I’m reading Kevin Brockmeier’s The Brief History of the Dead, a novel whose first chapter “The City” was originally a short story in The New Yorker about existence after death. Sort of. A deadly virus has spread across the Earth, and the recently dead populate a city located in an Earth-like alternate reality–their posthumous existence depends on the memories of the living. As the living die, so the “after-living” gradually disappear entirely.
Whether as story or opening salvo in the novel, the first chapter operates as both puzzle and memento mori, though as puzzles go, it’s more about effect than traceable formulae. How “the rules” work in the tale’s “city of the dead” is mostly backgrounding for Brockmeier’s characters, like the blind man who arrives in the city having traveled through a desert of living sand. The dunes break “apart beneath his feet, surging up around him to lash at his face” as he gradually accepts his death. Trees like giraffes, spots like floating flower petals or wisps of paper, a girl who dies into an ocean the color of dried cherries, then swallows thousands of ball bearings as they suddenly fall from the sky, sinking to the ocean’s bottom before–snap!–arriving in the city. Brockmeier’s imagery is incredibly powerful without a trace of ornamentation, a powerful assemblage of ten dollar sentences crafted from two cent words.
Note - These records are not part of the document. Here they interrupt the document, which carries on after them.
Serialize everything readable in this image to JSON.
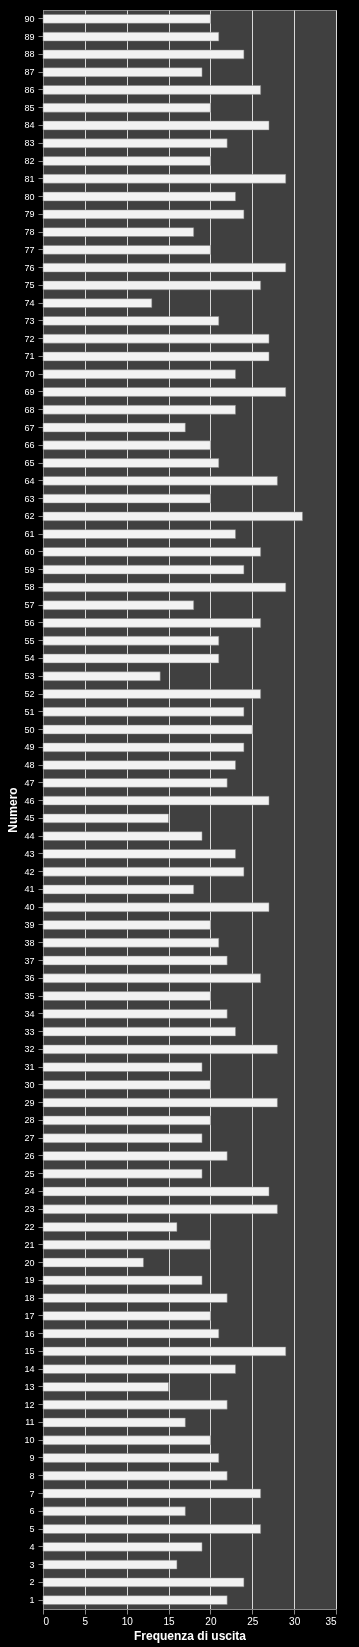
{
  "chart_data": {
    "type": "bar",
    "orientation": "horizontal",
    "xlabel": "Frequenza di uscita",
    "ylabel": "Numero",
    "categories": [
      "90",
      "89",
      "88",
      "87",
      "86",
      "85",
      "84",
      "83",
      "82",
      "81",
      "80",
      "79",
      "78",
      "77",
      "76",
      "75",
      "74",
      "73",
      "72",
      "71",
      "70",
      "69",
      "68",
      "67",
      "66",
      "65",
      "64",
      "63",
      "62",
      "61",
      "60",
      "59",
      "58",
      "57",
      "56",
      "55",
      "54",
      "53",
      "52",
      "51",
      "50",
      "49",
      "48",
      "47",
      "46",
      "45",
      "44",
      "43",
      "42",
      "41",
      "40",
      "39",
      "38",
      "37",
      "36",
      "35",
      "34",
      "33",
      "32",
      "31",
      "30",
      "29",
      "28",
      "27",
      "26",
      "25",
      "24",
      "23",
      "22",
      "21",
      "20",
      "19",
      "18",
      "17",
      "16",
      "15",
      "14",
      "13",
      "12",
      "11",
      "10",
      "9",
      "8",
      "7",
      "6",
      "5",
      "4",
      "3",
      "2",
      "1"
    ],
    "values": [
      20,
      21,
      24,
      19,
      26,
      20,
      27,
      22,
      20,
      29,
      23,
      24,
      18,
      20,
      29,
      26,
      13,
      21,
      27,
      27,
      23,
      29,
      23,
      17,
      20,
      21,
      28,
      20,
      31,
      23,
      26,
      24,
      29,
      18,
      26,
      21,
      21,
      14,
      26,
      24,
      25,
      24,
      23,
      22,
      27,
      15,
      19,
      23,
      24,
      18,
      27,
      20,
      21,
      22,
      26,
      20,
      22,
      23,
      28,
      19,
      20,
      28,
      20,
      19,
      22,
      19,
      27,
      28,
      16,
      20,
      12,
      19,
      22,
      20,
      21,
      29,
      23,
      15,
      22,
      17,
      20,
      21,
      22,
      26,
      17,
      26,
      19,
      16,
      24,
      22
    ],
    "color": "#f2f2f2",
    "xlim": [
      0,
      35
    ],
    "xticks": [
      0,
      5,
      10,
      15,
      20,
      25,
      30,
      35
    ],
    "grid": "x"
  }
}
“The City” opens with stories of deaths and tales of rebirths. With narrative ambiguity (as opposed to controlled mystery) in vogue, I half-expected one man, who commits suicide to reunite with his dead wife and child (killed by a land mine), to in fact not find them. He does, and with them, happiness. Until the city starts bleeding out. Brockmeier’s faintly Heideggerian premise is that the city is a temporary location for the recently dead, but only so long as they’re remembered by the living. “The living carry us inside them like pearls; we survive only so long as they remember us,” theorizes one reporter. It’s the old materialist notion reified, that existence is irreducibly physical, and life after death–which is to say, knowledge of other beings–is limited to social memory.
As the story unfolds, the city expands and shrinks, growing blocks or entire boroughs like mutant appendages as people arrive. In my notes I’ve scribbled “a roiling landscape,” fluid, capacious, accommodating yet perhaps mercilessly purposeless in the end. People persist for six or seven generations, working as taxi drivers or writers or businessmen or newsstand barkers, then disappear suddenly without explanation. Brockmeier overlays a skein of rumor and supposition to explore theories about what’s happening and why as the city begins to empty out (the killer virus is finishing its work in the “real” world). The land of the living becomes almost like Germany in the 1940s, the land of the dead an anxious rumor-riddled hinterland of refugees desperate for news from the war front.
Until the city is empty at last, and all that’s left is a blind man, who raises his hand to his chest and wonders if the heartbeat he hears is his own.